Cortez schools face $750,000 shortfall

Superintendent: Reliance on reserves can’t continue

Carter Enlarge photo


The Montezuma-Cortez Re-1 School District may face a budget deficit of up to $750,000 this year, potentially eating into the district’s savings for a fifth consecutive year.

“The budget is not in good shape, but it’s not our fault,” said Superintendent Alex Carter. “We’re simply not funded appropriately.”

The projected $750,000 shortfall is a worst-case scenario, Carter said. At the end of the year, any remaining line-item appropriations would be transferred back to the general fund to help offset the deficit, possibly reducing it to only $250,000 for the fiscal year, Carter said.

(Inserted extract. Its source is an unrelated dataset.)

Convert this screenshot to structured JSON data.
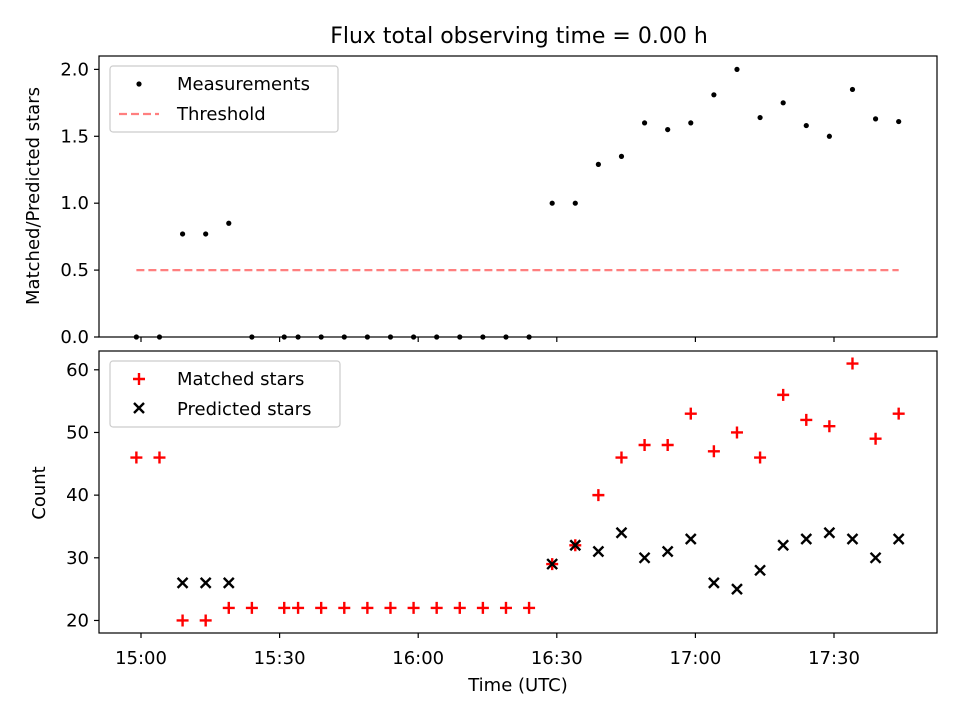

“We’re spending the money smart,” Carter said. “We’re spending it on our students and their needs.”

Even with the end-of-year transfer, Carter said the district could not continue operating under a deficit, as it has every year since 2009. Described as a short-term spending strategy, Carter said the savings eventually would disappear.

“If we keep tapping our reserves, we will be broke within four years,” he said.

Colorado lawmakers have slashed education funding across the state by $1.2 billion since 2009, Carter said. The district’s share of those lost revenues is about $3 million, including the latest legislative cut of $212,000 for this fiscal year, which was announced in December.

Despite legislative cuts, which totaled more than $3.3 million across the state this year, the largest factor contributing to the district’s projected deficit is increased health costs, which is projected at $400,000 for the fiscal year, district Finance Director Wendy Everett said.

The legislative cuts, known as the “negative factor,” have reduced annual per-pupil spending across the district to a low of $6,309. Average per-pupil funding in Colorado is $7,534.

In Dolores, per-pupil funding is $6,946. In Mancos, it is $7,975.

“Both Mancos and Dolores voters have approved mill levy overrides,” Carter said. “That’s why they have more money to spend on students.”

If Cortez voters approved an override, Carter said he’d want to use the extra funding to extend the school year and increase school security and student access to technology.

“These three things we will need forever,” Carter said. “These needs aren’t going away.”

District officials are exploring the idea of proposing a mill levy increase, which would require voter approval. At 18.933, the district’s current mill levy generates $850,000 annually for local school funding.

“It’s up to the people to decide whether students are a resource to invest in or if they are a drain on resources,” Carter said.

Carter said he thinks most of the community would support a tax increase.

“The people should invest in these kids because they never leave,” he said. “They are, literally, this community’s future.”

The district also is working to form a financial advisory committee that would explore other potential revenue streams. One idea that’s surfaced is looking into the possibility of receiving funds from casino revenues.

Everett encouraged residents to be proactive.

“Our parents, our moms and dads, they need to demand their legislators restore education funding,” she said.